È anche accettare che l’altro ci riveli, che ci veda e ci ami per quello che siamo ed è anche lasciarsi cambiare. In LVII l’anima dell’amante è il cristallo che ci riflette e ci svela diversi dalle stelle: mostri; il cristallo che va in frantumi, distrutto dall’odio di chi non vuole vedersi quale è e si rifiuta all’amore. Nell’accusare gli assassini del fratello e nel riferire le circostanze che lo hanno condotto alla morte, la poeta ritrae e denuncia tutto il sistema, la razza umana che nella sua evoluzione ha scelto una strada perversa, rivendica la sua appartenenza ad un’altra specie, esorta i suoi simili alla resistenza ed alla rivolta, indica loro gli strumenti della lotta. Nel libro, l’Italia appare come il più corrotto e feroce tra tutti i paesi. A leggere quest’Italia dei “Quanti” mi viene in mente tanta letteratura dell’epoca ed anche antecedente. Mi viene in mente, per esempio, guarda caso, Bianciardi – soprattutto “L’integrazione” e “La vita agra”, che precede i QdS di dieci anni. Mi viene in mente che “La vita agra”, la quale rovescia tutto ciò che ingloba e che la costituisce, sarebbe di nuovo rovesciata se il protagonista facesse finalmente saltare in aria il Pirellone. Perché così ci si disfa dei fantasmi: i nemici si mettono nell’inferno! A Berlioz si taglia la testa! Com’è che quando Dante o Bulgakov si liberano, noi pure ci sentiamo così liberati? Ma la catarsi toglie forza alla denuncia e disinnesca la vendetta.
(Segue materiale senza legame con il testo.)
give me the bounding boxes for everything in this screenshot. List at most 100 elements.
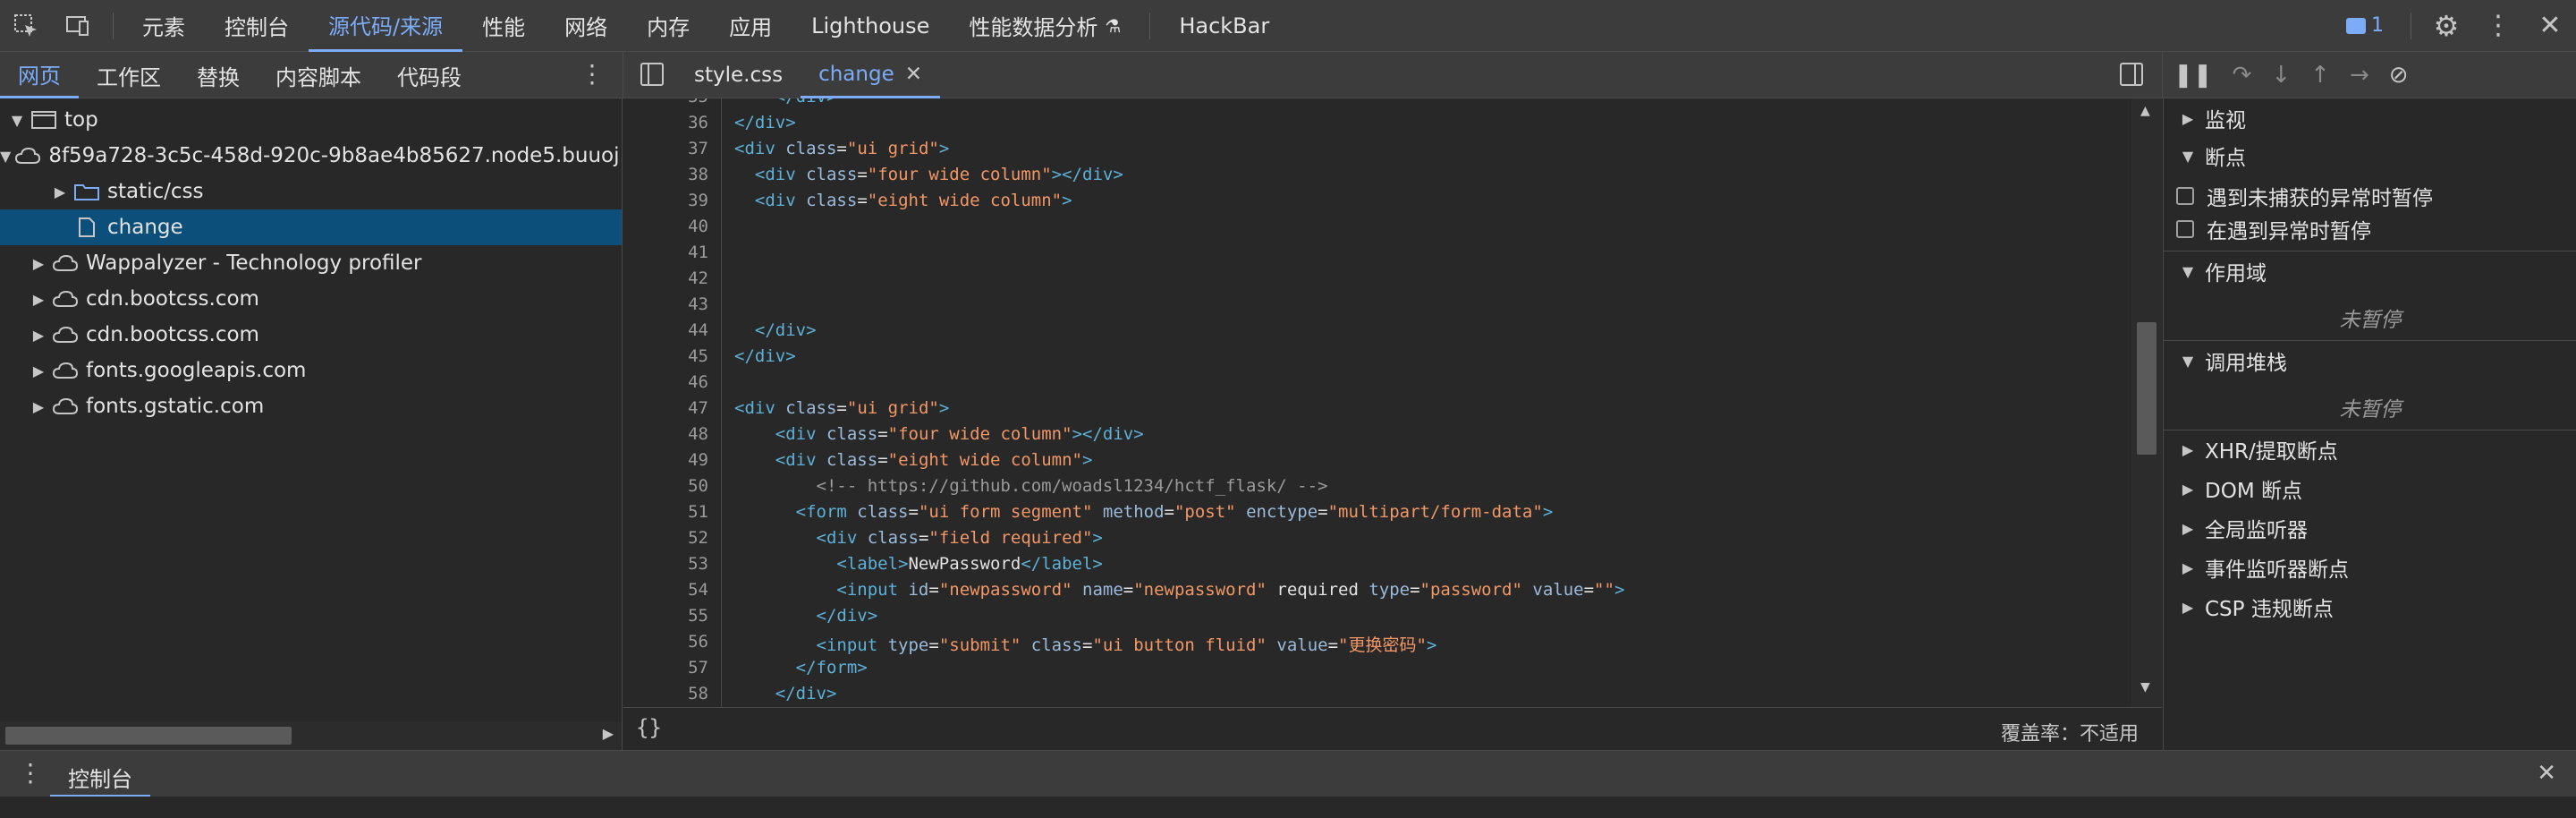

Amleto scrive un appunto sul suo taccuino e con ciò ha bell’e sistemato lo zio già al primo atto, scena V. Helle Busacca si libra tra sentenza ed esecuzione, si erge a puntare il dito e pronuncia maledizioni da compiersi, perché il suo dire è irreversibile, ma non già perfettamente compiute col dire o, meglio, non già avverate sulla pagina. Così la poesia mantiene la vibrazione potente della sua furia e l’effetto è certo perché non siamo nella metafora, non si tratta solo di un’immagine poetica ma di fisica e tra le due cose non c’è distinzione sostanziale: quella di Helle Busacca è tanto una fede nella parola quanto una fede scientifica ed è fede nell’umanità, volontà di recuperare l’uomo in tutti gli aspetti e aldilà delle separazioni che lo impoveriscono e lo rendono impotente, recuperarlo in ogni sua espressione che contiene il tutto, ove s’incarna ed effonde lo spirito dell’universo. La poesia dei “Quanti” è tesa fra rabbia e catarsi, è il percorso che va dall’uno all’altro polo, ma senza posa. Nei versi sono raggiunte e scolpite le trasformazioni dell’io lungo il percorso, è acquisita la consapevolezza che permette lo scatto da un livello al successivo, è registrato lo scatto. É un percorso che non può essere lineare: un’orbita. É La coscienza che gira intorno al nucleo buio dell’io. Gli stessi elementi girano e rigirano ossessivamente intorno, acquisendo man mano un senso sempre più profondo, sempre più vicino alla verità.

Il ragionamento torna costantemente sui propri passi a ripercorrere infinitamente la memoria ed a cercare il nodo da sciogliere. Perché si tratta, in fondo, di elaborare il lutto, attraversare il dolore, trovare la maniera di metabolizzarlo, di conviverci in qualche modo, di dargli un senso che non può essere esclusivamente privato, che non può essere se non universale. In questo contesto è inevitabile che privato e pubblico s’intreccino; del resto, tutto s’interseca nel medesimo punto: l’individuale con l’universale, la sfera psichica con la sociale, il terrestre e il cosmico, lo storico e il mitologico, lo scientifico e il filosofico. S’incontrano nell’istante e quindi coincidono nel tempo, s’incontrano nella coscienza e quindi nell’uomo, s’incontrano nel libro che non può non rilevarne la compresenza ed anzi l’unità. E la lingua può solo alludervi, tanto più che l’universo si rivela via via più misterioso di quanto non crediamo e molto di ciò che appare incongruente è solo l’effetto d’ignote cause. La parola è limitata, come lo è il numero: la matematica esprime per simboli l’universo, è musica (la lingua dell’eden), è, anch’essa, scala per le stelle – per Aldo Dio era “Astratto Assoluto” – ma il simbolo non dice intera la cosa e la fisica contravviene. Rifletteva inoltre Aldo, che i numeri sono ripetizione dell’1 (quantità arbitrariamente definita) più una sequenza infinita di 0 (quantità nulle), sicché «un numero indefinito di quantità nulle, / (…) è il simbolo dell’universo e la sua realtà, / lo zero che è inconcretezza ne è la trama e il filo…» per concludere che se Dio è l’essere, assunto che sia immutabile e senza causa, allora il tutto è non essere. (cfr CXVIII).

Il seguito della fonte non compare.